Eppure basta poco per creare il contesto perfetto: una goccia di condensa che resta, un contenitore chiuso male, una verdura dimenticata nel cassetto. Ho notato che si tende a pulire il frigo quando “si vede” lo sporco, ma la parte più importante è quella invisibile: superfici appiccicose, guarnizioni umide, angoli dove il panno non passa mai. La pulizia regolare fa due cose concrete: limita contaminazioni tra alimenti e mantiene stabile l’igiene delle zone critiche (guarnizione, fori di scolo, ripiani). Se la muffa compare, conviene intervenire subito: più aspetti, più le spore si diffondono e più ti ritrovi a inseguire il problema.

Perché si forma la muffa: freddo non significa “sterile”

La muffa è un fungo e vive di tre cose: umidità, residui organici e tempo. Il freddo rallenta, ma non cancella. Nel frigo l’umidità arriva dalla condensa naturale e dagli alimenti stessi, soprattutto frutta e verdura. I residui organici sono ovunque: una micro goccia di salsa, una briciola, una foglia bagnata, un fondo di yogurt sul bordo del vasetto. Poi c’è il fattore più sottovalutato: l’aria che non circola bene. Se il frigo è troppo pieno o i ripiani sono “murati” da contenitori, si creano zone più calde e più umide, perfette per la muffa.
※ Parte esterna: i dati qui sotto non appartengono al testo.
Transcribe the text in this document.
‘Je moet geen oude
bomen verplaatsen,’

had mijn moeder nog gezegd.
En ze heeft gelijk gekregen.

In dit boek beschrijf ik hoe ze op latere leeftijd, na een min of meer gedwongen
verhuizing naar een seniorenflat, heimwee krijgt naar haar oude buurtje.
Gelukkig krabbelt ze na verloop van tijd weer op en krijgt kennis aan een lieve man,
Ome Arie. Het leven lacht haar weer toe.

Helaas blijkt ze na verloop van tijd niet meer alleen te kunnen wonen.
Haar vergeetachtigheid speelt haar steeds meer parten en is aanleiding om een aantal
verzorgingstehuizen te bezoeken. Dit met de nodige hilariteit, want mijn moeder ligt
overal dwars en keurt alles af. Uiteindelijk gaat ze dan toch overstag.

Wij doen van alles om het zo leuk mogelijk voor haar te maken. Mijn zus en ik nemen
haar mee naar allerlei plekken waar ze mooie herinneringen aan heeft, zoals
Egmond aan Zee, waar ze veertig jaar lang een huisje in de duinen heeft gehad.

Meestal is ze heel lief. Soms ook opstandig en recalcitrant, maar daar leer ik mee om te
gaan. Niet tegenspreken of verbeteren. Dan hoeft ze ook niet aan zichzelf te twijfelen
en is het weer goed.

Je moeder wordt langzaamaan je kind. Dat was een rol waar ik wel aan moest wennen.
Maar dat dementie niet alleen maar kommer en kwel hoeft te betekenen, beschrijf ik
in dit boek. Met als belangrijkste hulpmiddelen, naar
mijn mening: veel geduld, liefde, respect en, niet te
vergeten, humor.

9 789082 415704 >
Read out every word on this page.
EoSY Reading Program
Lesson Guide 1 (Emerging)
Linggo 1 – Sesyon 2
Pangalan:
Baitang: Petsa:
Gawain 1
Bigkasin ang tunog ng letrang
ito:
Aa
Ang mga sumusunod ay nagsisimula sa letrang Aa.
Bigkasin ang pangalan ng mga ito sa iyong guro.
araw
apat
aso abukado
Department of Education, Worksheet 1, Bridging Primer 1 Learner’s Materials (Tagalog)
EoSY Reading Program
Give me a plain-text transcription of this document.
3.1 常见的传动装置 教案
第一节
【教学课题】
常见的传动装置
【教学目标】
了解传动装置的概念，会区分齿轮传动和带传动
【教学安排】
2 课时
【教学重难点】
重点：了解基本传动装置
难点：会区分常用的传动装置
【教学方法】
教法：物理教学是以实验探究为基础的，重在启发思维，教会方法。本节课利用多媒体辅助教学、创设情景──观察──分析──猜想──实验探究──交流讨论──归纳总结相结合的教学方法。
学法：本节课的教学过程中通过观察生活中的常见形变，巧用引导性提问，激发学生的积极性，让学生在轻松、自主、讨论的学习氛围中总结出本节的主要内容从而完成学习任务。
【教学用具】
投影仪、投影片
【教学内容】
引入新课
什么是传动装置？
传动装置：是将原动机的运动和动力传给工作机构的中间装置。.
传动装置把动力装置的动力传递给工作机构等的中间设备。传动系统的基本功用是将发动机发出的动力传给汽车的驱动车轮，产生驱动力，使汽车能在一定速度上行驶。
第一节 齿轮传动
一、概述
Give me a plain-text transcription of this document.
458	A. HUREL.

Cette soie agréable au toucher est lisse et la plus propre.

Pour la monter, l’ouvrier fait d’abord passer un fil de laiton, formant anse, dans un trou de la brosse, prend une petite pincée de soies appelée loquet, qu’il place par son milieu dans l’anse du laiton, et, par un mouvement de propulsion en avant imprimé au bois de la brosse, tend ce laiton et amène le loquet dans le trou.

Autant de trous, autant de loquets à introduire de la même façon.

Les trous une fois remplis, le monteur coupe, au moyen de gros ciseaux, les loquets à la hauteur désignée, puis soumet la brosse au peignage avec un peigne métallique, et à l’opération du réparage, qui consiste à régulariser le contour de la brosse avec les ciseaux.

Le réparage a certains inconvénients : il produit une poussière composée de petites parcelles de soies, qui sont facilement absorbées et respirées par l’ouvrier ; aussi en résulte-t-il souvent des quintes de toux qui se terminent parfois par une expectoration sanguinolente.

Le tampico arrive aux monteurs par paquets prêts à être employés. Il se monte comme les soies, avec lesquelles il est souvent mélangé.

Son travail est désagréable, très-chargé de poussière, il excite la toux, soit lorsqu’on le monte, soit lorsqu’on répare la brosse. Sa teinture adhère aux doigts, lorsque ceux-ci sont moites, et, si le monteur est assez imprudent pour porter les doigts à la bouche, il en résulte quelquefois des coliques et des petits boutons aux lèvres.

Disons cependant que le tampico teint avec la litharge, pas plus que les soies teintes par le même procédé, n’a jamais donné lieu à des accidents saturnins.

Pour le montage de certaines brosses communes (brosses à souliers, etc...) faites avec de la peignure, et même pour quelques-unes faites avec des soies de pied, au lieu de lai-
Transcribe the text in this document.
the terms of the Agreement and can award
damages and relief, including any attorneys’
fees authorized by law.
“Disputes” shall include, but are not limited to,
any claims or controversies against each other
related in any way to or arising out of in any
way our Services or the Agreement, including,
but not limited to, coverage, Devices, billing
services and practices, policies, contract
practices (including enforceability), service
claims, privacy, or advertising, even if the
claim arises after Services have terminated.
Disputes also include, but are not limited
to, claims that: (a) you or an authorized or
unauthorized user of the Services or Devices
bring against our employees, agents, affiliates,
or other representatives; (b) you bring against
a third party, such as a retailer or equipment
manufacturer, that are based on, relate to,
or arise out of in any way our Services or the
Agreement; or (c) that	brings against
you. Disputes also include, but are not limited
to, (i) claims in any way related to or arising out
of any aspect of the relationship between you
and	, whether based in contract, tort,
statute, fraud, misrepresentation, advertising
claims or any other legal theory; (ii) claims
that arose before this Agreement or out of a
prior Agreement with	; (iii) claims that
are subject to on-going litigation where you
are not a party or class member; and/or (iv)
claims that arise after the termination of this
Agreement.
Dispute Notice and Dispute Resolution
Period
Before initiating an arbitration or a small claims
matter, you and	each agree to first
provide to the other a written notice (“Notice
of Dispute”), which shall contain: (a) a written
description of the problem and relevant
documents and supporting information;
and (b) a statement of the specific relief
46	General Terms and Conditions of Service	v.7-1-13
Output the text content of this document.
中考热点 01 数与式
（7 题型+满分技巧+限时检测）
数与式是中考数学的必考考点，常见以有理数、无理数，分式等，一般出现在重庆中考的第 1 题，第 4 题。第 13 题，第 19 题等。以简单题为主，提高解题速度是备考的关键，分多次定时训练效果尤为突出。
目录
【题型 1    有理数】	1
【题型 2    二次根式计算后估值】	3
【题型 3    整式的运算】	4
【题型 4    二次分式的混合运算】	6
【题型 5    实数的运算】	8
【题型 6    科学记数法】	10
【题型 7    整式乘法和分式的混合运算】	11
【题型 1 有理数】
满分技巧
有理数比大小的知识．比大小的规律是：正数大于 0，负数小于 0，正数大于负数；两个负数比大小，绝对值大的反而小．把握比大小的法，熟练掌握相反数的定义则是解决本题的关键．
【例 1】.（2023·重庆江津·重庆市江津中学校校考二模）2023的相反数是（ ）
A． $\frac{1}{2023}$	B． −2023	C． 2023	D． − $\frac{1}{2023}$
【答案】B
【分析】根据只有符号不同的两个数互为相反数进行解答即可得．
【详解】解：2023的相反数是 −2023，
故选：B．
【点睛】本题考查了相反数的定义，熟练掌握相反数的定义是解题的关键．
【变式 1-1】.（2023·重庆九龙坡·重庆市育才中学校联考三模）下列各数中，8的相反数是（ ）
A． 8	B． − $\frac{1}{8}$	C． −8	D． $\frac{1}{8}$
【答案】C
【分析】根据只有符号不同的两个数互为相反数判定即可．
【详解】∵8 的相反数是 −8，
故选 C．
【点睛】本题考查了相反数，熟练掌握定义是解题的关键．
Anche la guarnizione della porta è una trappola: resta umida, raccoglie sporco, e lì le spore attecchiscono senza farsi notare finché non vedi la macchia nera o verdastra.

Come rimuovere la muffa (e farle passare la voglia di tornare)

Prima cosa: svuota il frigo e proteggi gli alimenti. Quello che ha muffa visibile o odora “strano” va eliminato senza trattative. Il resto mettilo in una borsa termica o in una zona fresca mentre lavori. Stacca la spina, se puoi: pulisci meglio e non rischi di far colare liquidi vicino a parti elettriche. Togli ripiani e cassetti, lavali a parte con acqua calda e detersivo per piatti, poi asciuga bene.

Per le superfici interne prepara una soluzione semplice: acqua tiepida e bicarbonato (circa 1 cucchiaio in mezzo litro) per sgrassare e deodorare senza aggredire plastiche e guarnizioni. Sulle zone con muffa visibile usa aceto bianco puro su un panno (non spruzzare direttamente vicino alle ventole), lascia agire 5–10 minuti e poi rimuovi. Se la muffa è nelle pieghe della guarnizione, usa uno spazzolino morbido: lì si annida perché resta sempre umido. Importante: non mischiare mai aceto e candeggina o altri prodotti “forti”. Finito il passaggio, risciacqua con panno ben strizzato e asciuga tutto con cura, soprattutto angoli e guarnizioni.

Il dettaglio che cambia la partita è la prevenzione pratica: controlla il foro di scolo della condensa (se è ostruito, l’acqua ristagna), non riporre cibi ancora caldi, usa contenitori chiusi per alimenti umidi e fai una mini-pulizia settimanale di due minuti: panno asciutto sulla guarnizione e occhi al cassetto verdure. La muffa non ama chi arriva prima di lei.